SEC Says 'Dark Pool' Operator Traded Ahead of Its Customers
October 25, 2011 (washingtonpost.com) To avoid tipping their hand to other investors, institutions such as mutual and pension funds have been shunning traditional stock markets in favor of alternative arenas known as "dark pools," where they can theoretically mask their moves. The idea is to avoid driving up the price of a stock before the institutions can buy a large number of shares and to avoid driving down the price before they can liquidate a major stake.
But one of those dark pools, Pipeline Trading Systems, has been secretly trading ahead of its customers' orders, the Securities and Exchange Commission alleged Monday.
Pipeline held itself out as "a refuge from predators and front-runners" that detect big institutions' plans and beat them to the punch, but it was actually engaged in similar conduct, according to an SEC charging document.
A wholly owned subsidiary of Pipeline turns out to have been on the other side of the vast majority of trades that clients made through Pipeline, and before executing those trades the Pipeline affiliate placed its own, the SEC said.
Pipeline agreed to pay a $1 million fine for violations that included misleading customers. Two of its leaders, Fred J. Federspiel, founder and chief executive, and Alfred R. Berkeley III, chairman and former chief executive, each agreed to pay $100,000. Under their settlements with the SEC, they neither admitted nor denied wrongdoing.
Berkeley is a former president and vice chairman of the Nasdaq Stock Market. He previously worked at the investment bank Alex. Brown & Sons.
Federspiel is one of many entrepreneurs who have applied scientific or mathematical backgrounds to the business of trading stocks. He received a doctorate in experimental nuclear and particle physics and worked as a nuclear physicist at the Los Alamos National Laboratory, according to a biography on the Pipeline Web site.
The case was the first the SEC has brought against a dark pool.
The SEC accused Pipeline of failing to tell the regulatory agency about the role the subsidiary played in a required disclosure.
As part of the settlement, the firm and the two executives agreed to "cease and desist" orders - in effect, promising not to break the same rules again.
Pipeline said it was pleased that its settlement with the SEC resolves the allegations.
"The agreement will enable us to continue to provide our customers with the excellent trade execution quality and access to sources of liquidity which they have come to trust over the years," the firm said in a statement.
Dark pools have emerged as major players in the financial arena, siphoning business from conventional markets such as the New York Stock Exchange.
Regulators have expressed a variety of concerns about what happens beneath the surface of dark pools and have been studying the issue.
But conventional markets entail hazards of their own for institutions. Big buyers and sellers can be outmaneuvered by adversaries that use sophisticated, high-powered technology to sniff out impending block trades - a group known as high-frequency traders.

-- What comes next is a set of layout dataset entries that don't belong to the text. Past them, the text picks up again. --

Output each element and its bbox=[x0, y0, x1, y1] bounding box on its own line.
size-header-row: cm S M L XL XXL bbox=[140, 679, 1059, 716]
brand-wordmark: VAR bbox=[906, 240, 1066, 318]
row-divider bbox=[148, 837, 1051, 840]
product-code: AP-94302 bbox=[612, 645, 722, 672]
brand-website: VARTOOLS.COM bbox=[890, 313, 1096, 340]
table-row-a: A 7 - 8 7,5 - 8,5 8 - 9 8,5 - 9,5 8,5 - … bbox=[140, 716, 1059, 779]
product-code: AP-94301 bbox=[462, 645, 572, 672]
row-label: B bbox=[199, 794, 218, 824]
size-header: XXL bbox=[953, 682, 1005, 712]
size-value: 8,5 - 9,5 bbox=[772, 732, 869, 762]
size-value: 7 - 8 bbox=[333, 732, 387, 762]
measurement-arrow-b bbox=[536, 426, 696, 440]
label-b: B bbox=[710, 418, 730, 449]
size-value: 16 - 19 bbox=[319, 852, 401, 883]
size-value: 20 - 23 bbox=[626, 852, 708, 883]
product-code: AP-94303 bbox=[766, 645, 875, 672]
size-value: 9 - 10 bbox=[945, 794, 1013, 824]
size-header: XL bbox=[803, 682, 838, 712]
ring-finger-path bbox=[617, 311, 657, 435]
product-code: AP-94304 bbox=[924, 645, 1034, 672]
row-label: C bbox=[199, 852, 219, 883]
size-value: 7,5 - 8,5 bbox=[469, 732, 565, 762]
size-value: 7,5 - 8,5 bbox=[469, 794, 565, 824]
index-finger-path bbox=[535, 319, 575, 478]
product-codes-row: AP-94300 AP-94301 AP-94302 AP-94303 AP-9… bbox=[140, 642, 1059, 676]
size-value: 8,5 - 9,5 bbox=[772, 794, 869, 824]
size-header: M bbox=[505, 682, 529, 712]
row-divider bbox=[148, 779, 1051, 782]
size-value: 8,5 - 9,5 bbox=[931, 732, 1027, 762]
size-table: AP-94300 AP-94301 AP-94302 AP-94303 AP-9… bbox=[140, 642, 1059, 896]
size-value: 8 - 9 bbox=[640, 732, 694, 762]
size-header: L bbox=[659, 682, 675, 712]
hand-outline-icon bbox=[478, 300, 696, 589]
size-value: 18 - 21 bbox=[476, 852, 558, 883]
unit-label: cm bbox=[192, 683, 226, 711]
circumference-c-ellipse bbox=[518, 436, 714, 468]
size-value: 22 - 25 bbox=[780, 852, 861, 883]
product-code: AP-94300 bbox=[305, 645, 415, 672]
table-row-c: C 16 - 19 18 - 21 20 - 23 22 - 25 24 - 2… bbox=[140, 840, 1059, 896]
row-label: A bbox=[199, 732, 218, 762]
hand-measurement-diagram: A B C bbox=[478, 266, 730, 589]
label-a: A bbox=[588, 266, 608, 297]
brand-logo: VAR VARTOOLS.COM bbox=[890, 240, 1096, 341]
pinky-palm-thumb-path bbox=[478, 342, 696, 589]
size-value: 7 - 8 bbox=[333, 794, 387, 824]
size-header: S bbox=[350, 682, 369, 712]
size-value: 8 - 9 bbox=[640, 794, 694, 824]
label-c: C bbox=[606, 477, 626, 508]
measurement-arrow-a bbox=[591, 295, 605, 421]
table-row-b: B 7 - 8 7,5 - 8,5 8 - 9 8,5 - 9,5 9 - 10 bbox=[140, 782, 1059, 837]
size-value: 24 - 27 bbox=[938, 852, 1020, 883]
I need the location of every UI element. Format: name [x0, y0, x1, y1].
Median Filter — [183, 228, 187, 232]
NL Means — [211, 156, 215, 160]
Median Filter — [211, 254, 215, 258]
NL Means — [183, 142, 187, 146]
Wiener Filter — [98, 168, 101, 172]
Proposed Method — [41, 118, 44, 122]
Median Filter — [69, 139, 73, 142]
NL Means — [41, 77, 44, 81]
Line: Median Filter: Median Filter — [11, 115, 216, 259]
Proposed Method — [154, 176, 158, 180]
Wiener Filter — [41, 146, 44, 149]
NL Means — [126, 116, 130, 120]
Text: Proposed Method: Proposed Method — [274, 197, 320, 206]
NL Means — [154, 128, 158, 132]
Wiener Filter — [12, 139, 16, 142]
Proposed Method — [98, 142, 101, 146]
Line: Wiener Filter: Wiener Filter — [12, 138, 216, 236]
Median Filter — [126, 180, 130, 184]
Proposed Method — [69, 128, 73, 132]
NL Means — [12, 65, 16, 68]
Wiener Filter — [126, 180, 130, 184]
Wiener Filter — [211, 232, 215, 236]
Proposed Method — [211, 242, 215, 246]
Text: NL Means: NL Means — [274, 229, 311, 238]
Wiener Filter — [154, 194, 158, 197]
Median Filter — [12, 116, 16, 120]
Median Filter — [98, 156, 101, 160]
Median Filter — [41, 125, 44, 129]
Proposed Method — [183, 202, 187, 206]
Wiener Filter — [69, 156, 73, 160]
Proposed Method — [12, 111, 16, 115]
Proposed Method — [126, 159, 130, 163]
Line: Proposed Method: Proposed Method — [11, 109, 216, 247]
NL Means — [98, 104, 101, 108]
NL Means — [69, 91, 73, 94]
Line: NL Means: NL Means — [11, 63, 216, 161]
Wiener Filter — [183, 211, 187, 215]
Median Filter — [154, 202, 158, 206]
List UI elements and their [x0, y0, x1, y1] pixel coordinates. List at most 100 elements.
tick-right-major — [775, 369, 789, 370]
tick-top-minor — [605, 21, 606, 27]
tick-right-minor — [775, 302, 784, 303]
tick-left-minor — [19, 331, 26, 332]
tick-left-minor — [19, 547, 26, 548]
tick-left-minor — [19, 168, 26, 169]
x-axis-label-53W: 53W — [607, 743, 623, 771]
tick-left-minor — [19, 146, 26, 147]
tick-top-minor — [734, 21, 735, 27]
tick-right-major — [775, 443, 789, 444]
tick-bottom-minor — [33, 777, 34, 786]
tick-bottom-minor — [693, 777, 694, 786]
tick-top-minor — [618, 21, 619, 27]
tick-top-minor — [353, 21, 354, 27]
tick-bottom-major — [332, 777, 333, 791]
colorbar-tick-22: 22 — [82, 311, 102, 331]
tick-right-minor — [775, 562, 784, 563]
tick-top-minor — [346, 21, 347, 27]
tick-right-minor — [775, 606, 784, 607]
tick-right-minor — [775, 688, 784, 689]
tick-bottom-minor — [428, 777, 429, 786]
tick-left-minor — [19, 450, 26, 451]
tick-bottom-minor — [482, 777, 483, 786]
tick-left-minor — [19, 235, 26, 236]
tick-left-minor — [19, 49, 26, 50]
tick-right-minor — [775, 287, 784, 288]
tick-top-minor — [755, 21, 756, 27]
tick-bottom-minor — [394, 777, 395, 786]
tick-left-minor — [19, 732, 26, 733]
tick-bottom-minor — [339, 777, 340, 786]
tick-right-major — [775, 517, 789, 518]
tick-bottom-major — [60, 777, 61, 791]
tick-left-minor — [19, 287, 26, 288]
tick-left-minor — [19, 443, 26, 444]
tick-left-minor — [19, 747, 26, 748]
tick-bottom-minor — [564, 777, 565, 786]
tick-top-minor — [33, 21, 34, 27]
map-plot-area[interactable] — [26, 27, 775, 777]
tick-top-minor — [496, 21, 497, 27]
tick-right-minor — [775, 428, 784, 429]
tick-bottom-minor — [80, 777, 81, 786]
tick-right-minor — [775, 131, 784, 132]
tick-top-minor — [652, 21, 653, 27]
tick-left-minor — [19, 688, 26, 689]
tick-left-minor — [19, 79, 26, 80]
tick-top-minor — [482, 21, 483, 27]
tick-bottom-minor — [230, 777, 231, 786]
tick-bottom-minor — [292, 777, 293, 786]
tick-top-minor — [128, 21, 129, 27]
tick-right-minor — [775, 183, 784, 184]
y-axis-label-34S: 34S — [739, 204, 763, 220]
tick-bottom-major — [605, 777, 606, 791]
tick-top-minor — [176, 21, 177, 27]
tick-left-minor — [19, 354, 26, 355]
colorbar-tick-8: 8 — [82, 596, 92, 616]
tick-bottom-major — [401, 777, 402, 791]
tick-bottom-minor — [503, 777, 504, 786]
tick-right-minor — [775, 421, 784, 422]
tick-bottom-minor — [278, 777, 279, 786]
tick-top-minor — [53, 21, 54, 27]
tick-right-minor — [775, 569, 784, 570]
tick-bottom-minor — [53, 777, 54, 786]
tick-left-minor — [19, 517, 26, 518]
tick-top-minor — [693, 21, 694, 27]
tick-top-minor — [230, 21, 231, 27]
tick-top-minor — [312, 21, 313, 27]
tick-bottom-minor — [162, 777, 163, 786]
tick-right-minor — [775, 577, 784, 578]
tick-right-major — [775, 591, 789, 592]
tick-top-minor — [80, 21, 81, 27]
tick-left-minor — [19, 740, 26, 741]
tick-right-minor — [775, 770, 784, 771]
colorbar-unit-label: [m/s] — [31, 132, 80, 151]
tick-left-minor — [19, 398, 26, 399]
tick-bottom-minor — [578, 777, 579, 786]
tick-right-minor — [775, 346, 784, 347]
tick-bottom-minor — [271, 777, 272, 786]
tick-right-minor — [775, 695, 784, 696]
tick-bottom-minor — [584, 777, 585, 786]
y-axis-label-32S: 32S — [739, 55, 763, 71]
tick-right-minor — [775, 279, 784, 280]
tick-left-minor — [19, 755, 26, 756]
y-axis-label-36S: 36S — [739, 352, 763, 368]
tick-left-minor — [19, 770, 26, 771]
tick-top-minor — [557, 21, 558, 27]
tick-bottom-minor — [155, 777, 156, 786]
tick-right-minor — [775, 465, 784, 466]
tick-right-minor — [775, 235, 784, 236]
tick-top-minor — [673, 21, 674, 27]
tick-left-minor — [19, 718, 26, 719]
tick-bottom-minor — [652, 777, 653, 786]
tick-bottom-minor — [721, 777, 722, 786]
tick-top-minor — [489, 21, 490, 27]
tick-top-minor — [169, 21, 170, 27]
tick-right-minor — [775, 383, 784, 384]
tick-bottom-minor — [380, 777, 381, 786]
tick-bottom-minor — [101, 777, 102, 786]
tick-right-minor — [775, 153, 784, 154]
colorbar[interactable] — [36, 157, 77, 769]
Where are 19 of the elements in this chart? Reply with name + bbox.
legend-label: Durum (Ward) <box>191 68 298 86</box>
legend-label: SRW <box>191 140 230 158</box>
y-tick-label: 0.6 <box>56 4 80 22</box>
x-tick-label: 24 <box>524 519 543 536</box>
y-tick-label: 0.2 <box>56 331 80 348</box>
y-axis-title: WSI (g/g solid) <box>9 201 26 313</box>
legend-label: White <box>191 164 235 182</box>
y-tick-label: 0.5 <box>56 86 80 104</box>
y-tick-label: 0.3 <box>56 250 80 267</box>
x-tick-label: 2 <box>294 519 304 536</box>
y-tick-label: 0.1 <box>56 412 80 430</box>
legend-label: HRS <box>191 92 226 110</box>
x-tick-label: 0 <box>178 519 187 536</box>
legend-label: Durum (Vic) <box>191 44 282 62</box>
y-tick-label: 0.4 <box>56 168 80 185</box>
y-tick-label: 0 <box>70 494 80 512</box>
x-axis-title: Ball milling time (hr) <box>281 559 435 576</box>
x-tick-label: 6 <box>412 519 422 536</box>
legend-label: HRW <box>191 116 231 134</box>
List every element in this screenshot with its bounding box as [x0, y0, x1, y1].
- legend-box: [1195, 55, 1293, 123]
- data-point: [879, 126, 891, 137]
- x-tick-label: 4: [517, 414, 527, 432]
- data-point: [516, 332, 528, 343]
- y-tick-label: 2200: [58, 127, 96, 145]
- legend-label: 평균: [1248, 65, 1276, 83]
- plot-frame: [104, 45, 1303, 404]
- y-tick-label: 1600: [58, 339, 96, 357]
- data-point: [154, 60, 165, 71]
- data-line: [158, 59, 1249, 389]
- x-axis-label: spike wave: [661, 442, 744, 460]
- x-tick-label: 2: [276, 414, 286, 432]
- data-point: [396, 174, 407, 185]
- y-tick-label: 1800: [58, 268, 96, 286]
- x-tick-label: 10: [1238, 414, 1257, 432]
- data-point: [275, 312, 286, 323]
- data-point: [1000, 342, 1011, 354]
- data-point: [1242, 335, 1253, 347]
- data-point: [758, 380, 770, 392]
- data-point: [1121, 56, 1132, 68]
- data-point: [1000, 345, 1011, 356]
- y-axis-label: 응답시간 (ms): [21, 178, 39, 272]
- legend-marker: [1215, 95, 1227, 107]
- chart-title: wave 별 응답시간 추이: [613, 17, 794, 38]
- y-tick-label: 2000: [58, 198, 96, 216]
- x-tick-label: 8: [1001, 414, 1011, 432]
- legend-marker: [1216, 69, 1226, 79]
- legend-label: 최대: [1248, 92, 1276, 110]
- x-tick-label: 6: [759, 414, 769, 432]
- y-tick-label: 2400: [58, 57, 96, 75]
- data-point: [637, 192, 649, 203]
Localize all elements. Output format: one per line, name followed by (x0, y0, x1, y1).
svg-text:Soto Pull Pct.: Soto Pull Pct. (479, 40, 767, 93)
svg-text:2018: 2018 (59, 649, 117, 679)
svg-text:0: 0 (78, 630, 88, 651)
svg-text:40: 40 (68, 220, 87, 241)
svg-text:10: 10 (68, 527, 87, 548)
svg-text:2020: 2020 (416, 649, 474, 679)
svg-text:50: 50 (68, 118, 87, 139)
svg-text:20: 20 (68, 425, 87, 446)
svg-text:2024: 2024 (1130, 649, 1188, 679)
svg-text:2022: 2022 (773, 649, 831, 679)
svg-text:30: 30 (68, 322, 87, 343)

Promising anonymity, Pipeline catered to mutual funds, hedge funds, pension funds and insurance companies seeking the best price for big trades.
In numerous marketing statements, Pipeline described itself as a refuge for those institutions, the SEC said. The firm claimed to be "leak-proof" and "predator-proof."
"Pipeline's new technology reduces market impact by denying day traders, predatory dealers and other speculators the information they need to front run institutional investors' orders," Berkeley said in 2005, according to the SEC.
"Because your order is hidden, you can leave it in Pipeline for hours without leaking any information or moving the market," the firm said, according to the agency.
Pipeline reduced "the predatory practices that can occur in traditional trading venues . . . to the point of extinction," Federspiel allegedly said.
In fact, the SEC said, a Pipeline affiliate "commonly sought to preposition, or trade in front of Pipeline's customers' orders," the SEC said.
The affiliate was originally known as Exchange Advantage LLC, but to obscure its connection to Pipeline, the firm changed the name to Aurora Technology Partners LLC, the SEC said. The name was changed after a member of the firm's management team wrote that the affiliate "should sound like a technology firm, consulting or software," the SEC said. The affiliate later became known as Milstream Strategy Group LLC.
From its launch in 2004 through the end of 2009, the affiliate was involved in 80 percent of the trading at Pipeline, the SEC said.
Internally, Pipeline's senior managers acknowledged that its business could involve "a direct conflict of interest" with its customers, according to the agency.
Despite its advantages, the Pipeline affiliate was not a spectacular success. From 2004 through 2006, the affiliate lost $19.7 million on its trading, the SEC said. In 2008, the affiliate reaped trading gains of $18.4 million, but those declined to $9.3 million in 2009 and $4.5 million in 2010, the SEC said.